Re: R-beta: directory of functions

Thomas Lumley (thomas@biostat.washington.edu)
Fri, 20 Jun 1997 09:31:01 -0700 (PDT)


Date: Fri, 20 Jun 1997 09:31:01 -0700 (PDT)
From: Thomas Lumley <thomas@biostat.washington.edu>
To: r-help@stat.math.ethz.ch
Subject: Re: R-beta: directory of functions
In-Reply-To: <199706201526.IAA04798@aggie.pnl.gov>



> Richard Lammers <lammers@edac.sr.unh.edu> wrote:
> 
> > Is there any way to create a directory of functions in R?  

One other way is to make a library.  Currently I think libraries have to
be in $RHOME/library but this may well change soon. The command
library(foo) loads $RHOME/library/foo if it has not already been loaded. 

Ross&Robert are thinking about better ways to implement libraries to
reduce memory load.

On Fri, 20 Jun 1997, Z. Todd Taylor wrote:
> 
> I think you're touching on the reason I fear R may never be
> useful to me in many of my projects.
> 
> Accommodating the new scoping rules has required R to completely
> take over the administration of "databases."  It is no longer
> easy to maintain a "directory" of similar objects.  And if I do
> have such a collection, R must load *all* of them into memory in
> order to use just one of them.  Also, I can no longer have
> transparent access to foreign data via S's user-defined database
> mechanism.

This is not a necessary consequence of the scoping rules -- they require
only that R has access to the objects, not that they reside in memory. The
S scoping rules would similarly require that all of an attached directory
is *available* but not that it actually resides in memory.  

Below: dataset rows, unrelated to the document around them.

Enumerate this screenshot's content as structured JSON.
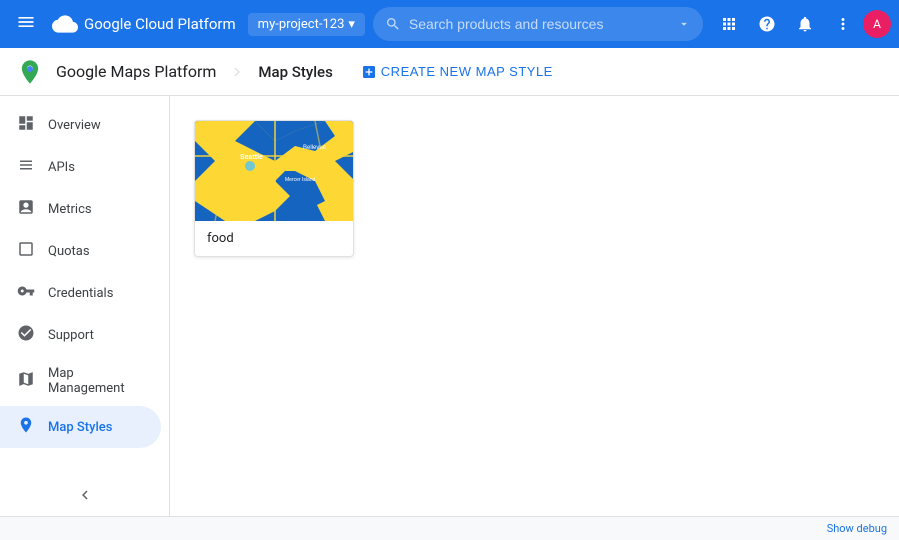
{
  "topbar": {
    "menu_icon": "☰",
    "title": "Google Cloud Platform",
    "project_name": "my-project-123",
    "search_placeholder": "Search products and resources",
    "search_dropdown_icon": "▾",
    "icons": {
      "grid": "⊞",
      "help": "?",
      "bell": "🔔",
      "more": "⋮"
    },
    "avatar_letter": "A"
  },
  "subheader": {
    "brand": "Google Maps Platform",
    "page_title": "Map Styles",
    "create_button_label": "CREATE NEW MAP STYLE",
    "create_icon": "+"
  },
  "sidebar": {
    "items": [
      {
        "id": "overview",
        "label": "Overview",
        "icon": "⊙",
        "active": false
      },
      {
        "id": "apis",
        "label": "APIs",
        "icon": "≡",
        "active": false
      },
      {
        "id": "metrics",
        "label": "Metrics",
        "icon": "📊",
        "active": false
      },
      {
        "id": "quotas",
        "label": "Quotas",
        "icon": "▭",
        "active": false
      },
      {
        "id": "credentials",
        "label": "Credentials",
        "icon": "🔑",
        "active": false
      },
      {
        "id": "support",
        "label": "Support",
        "icon": "👤",
        "active": false
      },
      {
        "id": "map-management",
        "label": "Map Management",
        "icon": "▦",
        "active": false
      },
      {
        "id": "map-styles",
        "label": "Map Styles",
        "icon": "◎",
        "active": true
      }
    ],
    "collapse_icon": "«"
  },
  "content": {
    "map_styles": [
      {
        "id": "food",
        "label": "food",
        "has_thumbnail": true
      }
    ]
  },
  "debug_bar": {
    "label": "Show debug"
  },
  "colors": {
    "active_blue": "#1a73e8",
    "active_bg": "#e8f0fe",
    "map_blue": "#1565c0",
    "map_yellow": "#fdd835"
  }
}
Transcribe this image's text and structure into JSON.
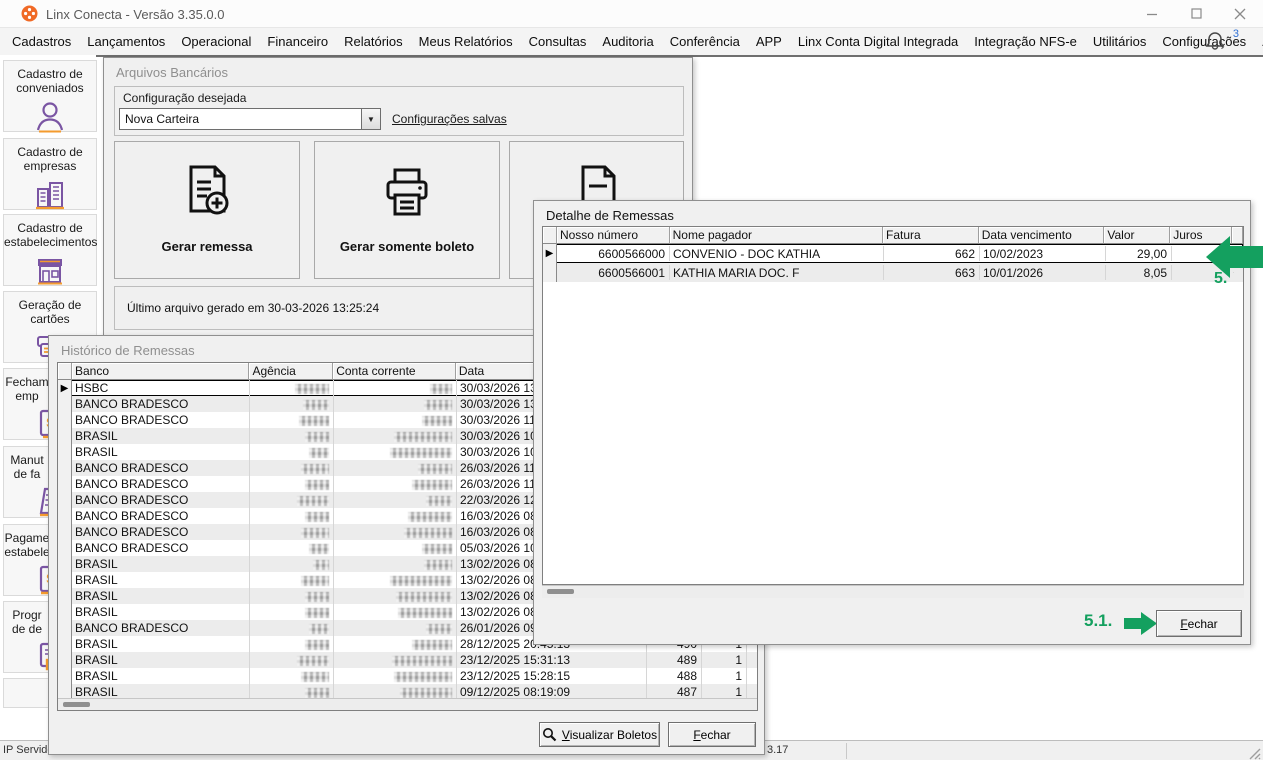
{
  "colors": {
    "green": "#14a05f",
    "purple": "#7a55a3",
    "orange": "#f49b2e",
    "logo_orange": "#f06a26",
    "bell_badge_blue": "#2f6fd4"
  },
  "app": {
    "title": "Linx Conecta - Versão 3.35.0.0",
    "bell_count": "3",
    "status_left": "IP Servido",
    "status_right": "3.17"
  },
  "menu": {
    "items": [
      "Cadastros",
      "Lançamentos",
      "Operacional",
      "Financeiro",
      "Relatórios",
      "Meus Relatórios",
      "Consultas",
      "Auditoria",
      "Conferência",
      "APP",
      "Linx Conta Digital Integrada",
      "Integração NFS-e",
      "Utilitários",
      "Configurações",
      "Ajuda"
    ]
  },
  "sidebar": {
    "items": [
      {
        "line1": "Cadastro de",
        "line2": "conveniados",
        "icon": "person-icon",
        "clipped": false
      },
      {
        "line1": "Cadastro de",
        "line2": "empresas",
        "icon": "buildings-icon",
        "clipped": false
      },
      {
        "line1": "Cadastro de",
        "line2": "estabelecimentos",
        "icon": "store-icon",
        "clipped": false
      },
      {
        "line1": "Geração de",
        "line2": "cartões",
        "icon": "cards-icon",
        "clipped": false
      },
      {
        "line1": "Fecham",
        "line2": "emp",
        "icon": "money-doc-icon",
        "clipped": true
      },
      {
        "line1": "Manut",
        "line2": "de fa",
        "icon": "invoice-icon",
        "clipped": true
      },
      {
        "line1": "Pagame",
        "line2": "estabele",
        "icon": "payment-doc-icon",
        "clipped": true
      },
      {
        "line1": "Progr",
        "line2": "de de",
        "icon": "schedule-doc-icon",
        "clipped": true
      }
    ]
  },
  "arquivos_bancarios": {
    "title": "Arquivos Bancários",
    "config_group_label": "Configuração desejada",
    "config_value": "Nova Carteira",
    "link_label": "Configurações salvas",
    "button1_label": "Gerar remessa",
    "button2_label": "Gerar somente boleto",
    "last_file_text": "Último arquivo gerado em 30-03-2026 13:25:24"
  },
  "historico": {
    "title": "Histórico de Remessas",
    "columns": [
      "Banco",
      "Agência",
      "Conta corrente",
      "Data"
    ],
    "rows": [
      {
        "banco": "HSBC",
        "data": "30/03/2026 13",
        "c5": "",
        "c6": "",
        "selected": true
      },
      {
        "banco": "BANCO BRADESCO",
        "data": "30/03/2026 13",
        "c5": "",
        "c6": "",
        "selected": false
      },
      {
        "banco": "BANCO BRADESCO",
        "data": "30/03/2026 11",
        "c5": "",
        "c6": "",
        "selected": false
      },
      {
        "banco": "BRASIL",
        "data": "30/03/2026 10",
        "c5": "",
        "c6": "",
        "selected": false
      },
      {
        "banco": "BRASIL",
        "data": "30/03/2026 10",
        "c5": "",
        "c6": "",
        "selected": false
      },
      {
        "banco": "BANCO BRADESCO",
        "data": "26/03/2026 11",
        "c5": "",
        "c6": "",
        "selected": false
      },
      {
        "banco": "BANCO BRADESCO",
        "data": "26/03/2026 11",
        "c5": "",
        "c6": "",
        "selected": false
      },
      {
        "banco": "BANCO BRADESCO",
        "data": "22/03/2026 12",
        "c5": "",
        "c6": "",
        "selected": false
      },
      {
        "banco": "BANCO BRADESCO",
        "data": "16/03/2026 08",
        "c5": "",
        "c6": "",
        "selected": false
      },
      {
        "banco": "BANCO BRADESCO",
        "data": "16/03/2026 08",
        "c5": "",
        "c6": "",
        "selected": false
      },
      {
        "banco": "BANCO BRADESCO",
        "data": "05/03/2026 10",
        "c5": "",
        "c6": "",
        "selected": false
      },
      {
        "banco": "BRASIL",
        "data": "13/02/2026 08",
        "c5": "",
        "c6": "",
        "selected": false
      },
      {
        "banco": "BRASIL",
        "data": "13/02/2026 08",
        "c5": "",
        "c6": "",
        "selected": false
      },
      {
        "banco": "BRASIL",
        "data": "13/02/2026 08",
        "c5": "",
        "c6": "",
        "selected": false
      },
      {
        "banco": "BRASIL",
        "data": "13/02/2026 08",
        "c5": "",
        "c6": "",
        "selected": false
      },
      {
        "banco": "BANCO BRADESCO",
        "data": "26/01/2026 09",
        "c5": "",
        "c6": "",
        "selected": false
      },
      {
        "banco": "BRASIL",
        "data": "28/12/2025 20:45:13",
        "c5": "490",
        "c6": "1",
        "selected": false
      },
      {
        "banco": "BRASIL",
        "data": "23/12/2025 15:31:13",
        "c5": "489",
        "c6": "1",
        "selected": false
      },
      {
        "banco": "BRASIL",
        "data": "23/12/2025 15:28:15",
        "c5": "488",
        "c6": "1",
        "selected": false
      },
      {
        "banco": "BRASIL",
        "data": "09/12/2025 08:19:09",
        "c5": "487",
        "c6": "1",
        "selected": false
      }
    ],
    "visualizar_label": "Visualizar Boletos",
    "fechar_label": "Fechar"
  },
  "detalhe": {
    "title": "Detalhe de Remessas",
    "columns": [
      "Nosso número",
      "Nome pagador",
      "Fatura",
      "Data vencimento",
      "Valor",
      "Juros"
    ],
    "rows": [
      {
        "nosso_numero": "6600566000",
        "nome_pagador": "CONVENIO -  DOC KATHIA",
        "fatura": "662",
        "data_vencimento": "10/02/2023",
        "valor": "29,00",
        "juros": "",
        "selected": true
      },
      {
        "nosso_numero": "6600566001",
        "nome_pagador": "KATHIA MARIA DOC. F",
        "fatura": "663",
        "data_vencimento": "10/01/2026",
        "valor": "8,05",
        "juros": "",
        "selected": false
      }
    ],
    "fechar_label": "Fechar"
  },
  "annotations": {
    "step5": "5.",
    "step51": "5.1."
  }
}
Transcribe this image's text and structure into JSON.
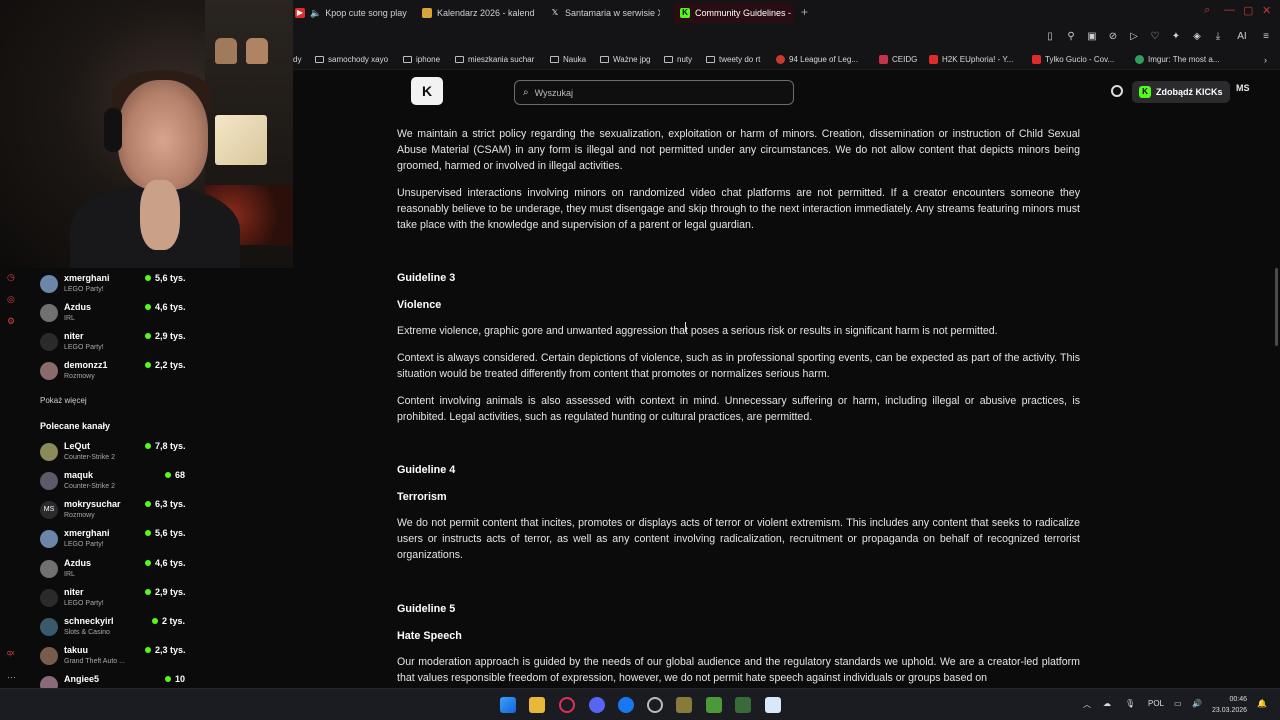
{
  "browser": {
    "tabs": [
      {
        "label": "Kpop cute song playli"
      },
      {
        "label": "Kalendarz 2026 - kalenda"
      },
      {
        "label": "Santamaria w serwisie X:"
      },
      {
        "label": "Community Guidelines - K"
      }
    ],
    "bookmarks": [
      {
        "label": "dy"
      },
      {
        "label": "samochody xayo"
      },
      {
        "label": "iphone"
      },
      {
        "label": "mieszkania suchar"
      },
      {
        "label": "Nauka"
      },
      {
        "label": "Ważne jpg"
      },
      {
        "label": "nuty"
      },
      {
        "label": "tweety do rt"
      },
      {
        "label": "94 League of Leg..."
      },
      {
        "label": "CEIDG"
      },
      {
        "label": "H2K EUphoria! - Y..."
      },
      {
        "label": "Tylko Gucio - Cov..."
      },
      {
        "label": "Imgur: The most a..."
      }
    ],
    "toolbar_ai": "AI"
  },
  "header": {
    "logo_text": "K",
    "search_placeholder": "Wyszukaj",
    "get_kicks_label": "Zdobądź KICKs",
    "avatar_initials": "MS"
  },
  "sidebar": {
    "followed": [
      {
        "name": "xmerghani",
        "category": "LEGO Party!",
        "viewers": "5,6 tys."
      },
      {
        "name": "Azdus",
        "category": "IRL",
        "viewers": "4,6 tys."
      },
      {
        "name": "niter",
        "category": "LEGO Party!",
        "viewers": "2,9 tys."
      },
      {
        "name": "demonzz1",
        "category": "Rozmowy",
        "viewers": "2,2 tys."
      }
    ],
    "show_more": "Pokaż więcej",
    "recommended_title": "Polecane kanały",
    "recommended": [
      {
        "name": "LeQut",
        "category": "Counter-Strike 2",
        "viewers": "7,8 tys."
      },
      {
        "name": "maquk",
        "category": "Counter-Strike 2",
        "viewers": "68"
      },
      {
        "name": "mokrysuchar",
        "category": "Rozmowy",
        "viewers": "6,3 tys.",
        "initials": "MS"
      },
      {
        "name": "xmerghani",
        "category": "LEGO Party!",
        "viewers": "5,6 tys."
      },
      {
        "name": "Azdus",
        "category": "IRL",
        "viewers": "4,6 tys."
      },
      {
        "name": "niter",
        "category": "LEGO Party!",
        "viewers": "2,9 tys."
      },
      {
        "name": "schneckyirl",
        "category": "Slots & Casino",
        "viewers": "2 tys."
      },
      {
        "name": "takuu",
        "category": "Grand Theft Auto ...",
        "viewers": "2,3 tys."
      },
      {
        "name": "Angiee5",
        "category": "",
        "viewers": "10"
      }
    ],
    "rail_label": "qx"
  },
  "content": {
    "p1": "We maintain a strict policy regarding the sexualization, exploitation or harm of minors. Creation, dissemination or instruction of Child Sexual Abuse Material (CSAM) in any form is illegal and not permitted under any circumstances. We do not allow content that depicts minors being groomed, harmed or involved in illegal activities.",
    "p2": "Unsupervised interactions involving minors on randomized video chat platforms are not permitted. If a creator encounters someone they reasonably believe to be underage, they must disengage and skip through to the next interaction immediately. Any streams featuring minors must take place with the knowledge and supervision of a parent or legal guardian.",
    "g3_label": "Guideline 3",
    "g3_title": "Violence",
    "g3_p1": "Extreme violence, graphic gore and unwanted aggression that poses a serious risk or results in significant harm is not permitted.",
    "g3_p2": "Context is always considered. Certain depictions of violence, such as in professional sporting events, can be expected as part of the activity. This situation would be treated differently from content that promotes or normalizes serious harm.",
    "g3_p3": "Content involving animals is also assessed with context in mind. Unnecessary suffering or harm, including illegal or abusive practices, is prohibited. Legal activities, such as regulated hunting or cultural practices, are permitted.",
    "g4_label": "Guideline 4",
    "g4_title": "Terrorism",
    "g4_p1": "We do not permit content that incites, promotes or displays acts of terror or violent extremism. This includes any content that seeks to radicalize users or instructs acts of terror, as well as any content involving radicalization, recruitment or propaganda on behalf of recognized terrorist organizations.",
    "g5_label": "Guideline 5",
    "g5_title": "Hate Speech",
    "g5_p1": "Our moderation approach is guided by the needs of our global audience and the regulatory standards we uphold. We are a creator-led platform that values responsible freedom of expression, however, we do not permit hate speech against individuals or groups based on"
  },
  "taskbar": {
    "lang": "POL",
    "time": "00:46",
    "date": "23.03.2026"
  },
  "colors": {
    "kick_green": "#53fc18",
    "background": "#0b0b0c"
  }
}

As I think has been pointed out in the past when this issue was raised, it
is theoretically possible to implement a very similar database mechanism
where the scoping availability is handled by storing "promises to load"
rather than by loading the data directly. This could be implemented in a
variety of ways, including the user-defined methods that S-PLUS provides. 

> The change was made in the interest of speed, but that will only
> happen for "small" datasets.  I'm not sure the benefits of cleaner
> random number generator functions is worth what we lost.

This is only true when "small" is interpreted in a fairly liberal fashion.
For data sets I consider at least moderate in size (a few thousands of
records) R is still substantially faster.  In fact the speedup is greatest
when the data set occupies a non-negligible fraction of available memory,
which on today's computers can easily be 16 or more megabytes even in a
multi-user system. For really big datasets you may be right.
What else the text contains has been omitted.